There was no magic moment when I got better. There were little moments.
-when I decided I had enough of medication that was somebody's best guess
-when I spent a crapload of cash on a personal trainer and started working out again
-when I was put in charge of a team at work who needed me to show up at work everyday
-when my saint of a psychologist delicately posed the question
-when I started taking medication for something other than the physical symptoms

And bit by bit, I started to accept that of course it was related to stress. Much of illness is. If someone is leading a tremendously stressful life, is overweight and has high blood pressure, we don't say "it's all in his head" if he has a heart attack, do we?

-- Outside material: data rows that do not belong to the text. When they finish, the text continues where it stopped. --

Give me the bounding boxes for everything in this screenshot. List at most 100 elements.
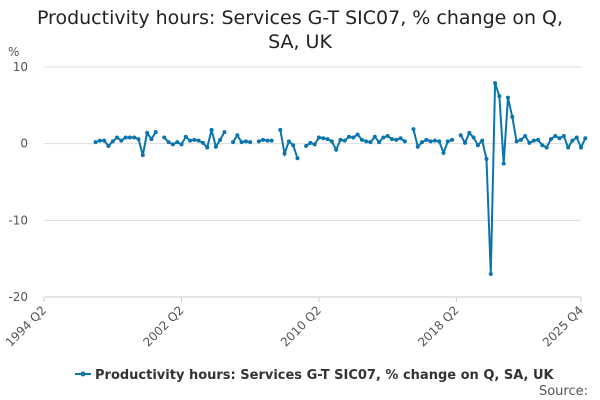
point (359, 137, 364, 142)
point (368, 140, 373, 145)
point (531, 138, 536, 143)
y-tick-label: 10 (13, 60, 28, 74)
point (282, 151, 287, 156)
series-line (258, 138, 272, 143)
point (205, 145, 210, 150)
point (213, 144, 218, 149)
point (570, 138, 575, 143)
point (450, 137, 455, 142)
y-tick-label: -20 (8, 290, 28, 304)
point (372, 134, 377, 139)
point (347, 134, 352, 139)
point (127, 135, 132, 140)
y-tick-label: -10 (8, 213, 28, 227)
point (102, 138, 107, 143)
point (149, 137, 154, 142)
point (544, 145, 549, 150)
point (527, 140, 532, 145)
point (188, 138, 193, 143)
point (385, 134, 390, 138)
point (480, 138, 485, 143)
legend-label: Productivity hours: Services G-T SIC07, … (95, 368, 555, 383)
point (355, 132, 360, 137)
point (170, 142, 175, 147)
point (196, 138, 201, 143)
point (175, 140, 180, 145)
point (200, 140, 205, 145)
point (583, 136, 588, 141)
point (235, 133, 240, 138)
point (145, 130, 150, 135)
point (136, 137, 141, 142)
point (505, 95, 510, 100)
point (338, 137, 343, 142)
point (325, 137, 330, 142)
y-unit-label: % (8, 45, 19, 59)
point (115, 135, 120, 140)
point (437, 139, 442, 144)
point (342, 138, 347, 143)
point (97, 138, 102, 143)
point (475, 143, 480, 148)
point (261, 137, 266, 142)
point (579, 145, 583, 150)
point (248, 140, 253, 145)
x-tick-label: 2002 Q2 (140, 303, 186, 349)
point (411, 127, 416, 132)
x-tick-label: 2018 Q2 (415, 303, 461, 349)
point (432, 138, 437, 143)
point (278, 127, 283, 132)
point (231, 140, 236, 145)
point (488, 272, 493, 276)
point (218, 137, 223, 142)
point (106, 143, 111, 148)
point (398, 136, 403, 141)
point (420, 140, 425, 145)
point (574, 135, 579, 140)
point (256, 139, 261, 144)
point (183, 134, 188, 139)
point (312, 142, 317, 147)
point (192, 137, 197, 142)
point (304, 143, 309, 148)
point (445, 139, 450, 144)
point (243, 139, 248, 144)
legend-marker (80, 371, 86, 377)
point (308, 140, 313, 145)
series-line (305, 133, 406, 153)
point (463, 140, 468, 145)
point (316, 135, 321, 140)
point (334, 147, 339, 152)
point (514, 139, 519, 144)
y-tick-label: 0 (20, 137, 28, 151)
point (377, 140, 382, 145)
point (394, 137, 399, 142)
point (166, 140, 171, 145)
point (381, 135, 386, 140)
point (428, 139, 433, 144)
point (364, 139, 369, 144)
point (441, 150, 446, 155)
series-line (412, 128, 453, 156)
point (510, 114, 515, 119)
point (140, 153, 145, 158)
x-tick-label: 1994 Q2 (3, 303, 49, 349)
point (484, 157, 489, 161)
point (389, 137, 394, 142)
point (132, 135, 137, 140)
point (209, 127, 214, 132)
point (471, 135, 476, 140)
point (497, 94, 502, 99)
point (523, 134, 528, 138)
point (93, 140, 98, 145)
x-tick-label: 2010 Q2 (278, 303, 324, 349)
point (329, 139, 334, 144)
point (415, 144, 420, 149)
series-line (459, 82, 587, 275)
point (162, 135, 167, 140)
x-tick-label: 2025 Q4 (540, 303, 586, 349)
point (561, 134, 566, 138)
point (153, 130, 158, 135)
point (295, 156, 300, 161)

I've now been diagnosed with PTSD, which I didn't think could apply to me, because I didn't serve in Vietnam, Afghanistan or Rwanda. THOSE folks could reasonably have PTSD, but me? I didn't think I had seen enough, been traumatized enough or had served enough to have PTSD. ( I'm pretty sure some of you had it figured out long before I did.)

And through all of this, I found woodworking. I started selling clothespins and so far I've made close to 25,000 of them. Many of you told me it would become a 'job' or a 'chore' and in some ways you were right. But when I go to a craft show, or I get an online order, I get to be the Clothespin Lady. I'm not my profession, or a wife or a mother. I'm just the Clothespin Lady. And clothespins aren't political and they never mistake me for the secretary.

12:38 am - it's past the Clothespin Lady's bedtime.

Thank you, my friends.
I like this so much! :D I'm with everybody above :) I'm happy to have met you, Clothespin Lady!